When attorneys stride into court to argue the merits of a request for a preliminary injunction, they are usually focused on arguing the merits of the plaintiff’s claims. Convincing the judge that the plaintiff either does or does not have a likelihood of succeeding on the merits is obviously important. However, frequently the main battleground at the hearing will be the irreparable harm element, particularly in business cases involving economic harm to an enterprise.
Counsel for the defendant may in fact decide to tell the judge that while his or her client believes that the plaintiff’s claims lack merit, the court does not have to consider that issue because the plaintiff has a remedy in damages for economic injury. In fact, it is essentially hornbook law that injunctive relief should not be granted if the plaintiff can only show economic injury.
Counsel for plaintiff can then find herself reduced to arguing that the defendant’s unlawful conduct has greatly diminished the goodwill of the plaintiff’s business in an unquantifiable degree. Defendant’s counsel will then likely reply that this is a just a smokescreen to divert the court’s attention from the obvious fact that any harm to the plaintiff is quantifiable and that at trial, the plaintiff would use a CPA or a business valuation expert to quantify its damages, including to the business’s goodwill. If the court is inclined to deny injunctive relief, it may find that counter-argument to be persuasive.
What if counsel for plaintiff can credibly argue that her client’s claim is for economic damages arising from the destruction of all or most of the client’s business? It would seem that the plaintiff still could not obtain injunctive relief because it has a remedy in damages. However, there is case law holding that there is an exception to that rule where the potential economic loss is so great as to threaten the existence of the movant’s business. The Michigan Court of Appeals so held in Northern Warehousing Inc. v. State of Michigan, 2006 Mich App LEXIS 593 (March 7, 2006), reversed on other grounds 2006 Mich LEXIS 996 (May 24, 2006). The Northern Warehousing Court also focused on whether the plaintiff’s business is threatened with insolvency.

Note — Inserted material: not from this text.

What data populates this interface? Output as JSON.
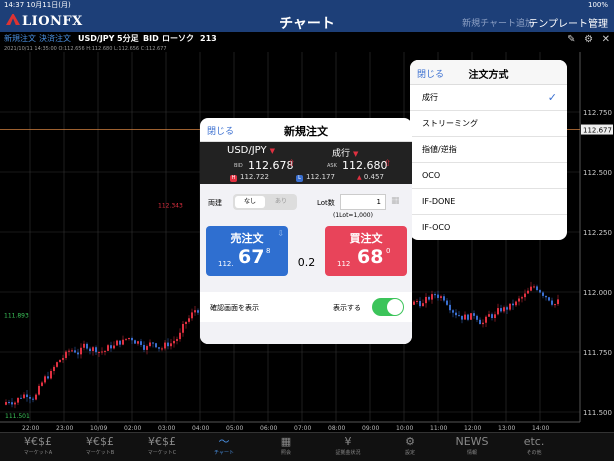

The question then becomes what kind of showing does the plaintiff have to make to demonstrate for purposes of obtaining injunctive relief that the defendant’s unlawful conduct threatens its solvency? Must its liabilities since the defendant’s bad acts started exceed its assets? Must it show that its revenues have declined by well over 50%? In Performance Unlimited v. Questar Publishers, 52 F.3d 1373 (CA 6 1995), the Sixth Circuit found irreparable harm when 60% or more of the plaintiff’s gross revenues depended on the defendant’s business that the latter had cut off by terminating a contract. However, in Cumberland Heights Foundation, Inc. v. Magellan Behavioral Health, Inc., 2010 U.S. Dist. LEXIS 93738 (M.D. Tenn., September 7, 2010), a case that cited Northern Warehousing, a 45% loss of revenues as a result of the defendant’s termination of a contract was deemed to be sufficient to demonstrate irreparable injury. Indeed, the Northern Warehousing Court said that a 42% decrease in the plaintiff’s gross revenues, coupled with liabilities exceeding its assets, as a result of the defendant’s termination of a contract sufficed for a showing of irreparable harm.
The bottom line is that the bottom line is relevant to the irreparable harm requirement, even if the damages caused by the defendant’s conduct can be quantified.